The rhythm in Panel D shows a regularly-occurring negative deflection after each pacing spike. That said — We suspect this may be pacer artifact and not indicative of true ventricular capture because there is no broad T wave (as there should be if this was paced! ).

  • Comment: Verifying that true ventricular capture has occurred with external pacing is at times easier said than done. Reasons for this include the indirect nature of external pacing and a tendency for electrical artifact to be produced by the electrical activity generated from the pacemaker.
  • Electrical artifact is usually "blocked out" from the ECG monitor (by integrated pacemaker software that eliminates a 40-to-80 msec. period that occurs just after the pacer spike from the ECG recording). BUT on occasion — a portion of this electrical artifact may persist beyond the "blockout" period. When this happens – the electrical artifact that regularly appears on the ECG monitor at fixed interval immediately following each pacer spike may “masquerade” as ventricular capture. It is important not to be fooled into thinking these “phantom” QRS complexes represent true capture. 

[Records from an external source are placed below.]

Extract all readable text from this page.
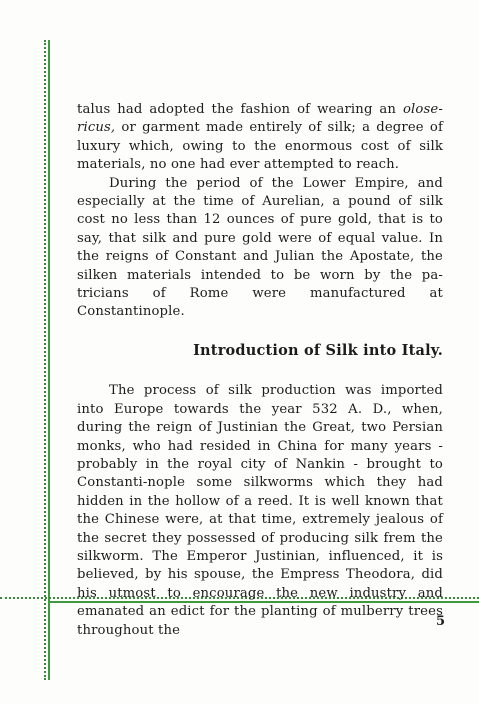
talus had adopted the fashion of wearing an olose-ricus, or garment made entirely of silk; a degree of luxury which, owing to the enormous cost of silk materials, no one had ever attempted to reach.

During the period of the Lower Empire, and especially at the time of Aurelian, a pound of silk cost no less than 12 ounces of pure gold, that is to say, that silk and pure gold were of equal value. In the reigns of Constant and Julian the Apostate, the silken materials intended to be worn by the pa-tricians of Rome were manufactured at Constantinople.

Introduction of Silk into Italy.

The process of silk production was imported into Europe towards the year 532 A. D., when, during the reign of Justinian the Great, two Persian monks, who had resided in China for many years - probably in the royal city of Nankin - brought to Constanti-nople some silkworms which they had hidden in the hollow of a reed. It is well known that the Chinese were, at that time, extremely jealous of the secret they possessed of producing silk frem the silkworm. The Emperor Justinian, influenced, it is believed, by his spouse, the Empress Theodora, did his utmost to encourage the new industry and emanated an edict for the planting of mulberry trees throughout the

5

Suggested Approach: In addition to awareness of this phenomenon — You can verify that ventricular capture has truly occurred by:

  • Being SURE the QRS after each pacing spike is wide and has a tall broad T wave. (In contrast — the QRS of electrical artifact is narrow and does not have any T wave! ).
  • Palpating a pulse with each paced complex (and being certain not to confuse wishful thinking from pacer-generated muscle twitching as a “pulse” ).
  • Checking for other evidence of perfusion (Can you get a BP? Is there now a pulse ox pleth wave? — and — Does ET CO2 increase as it should if the pacer is truly effective?)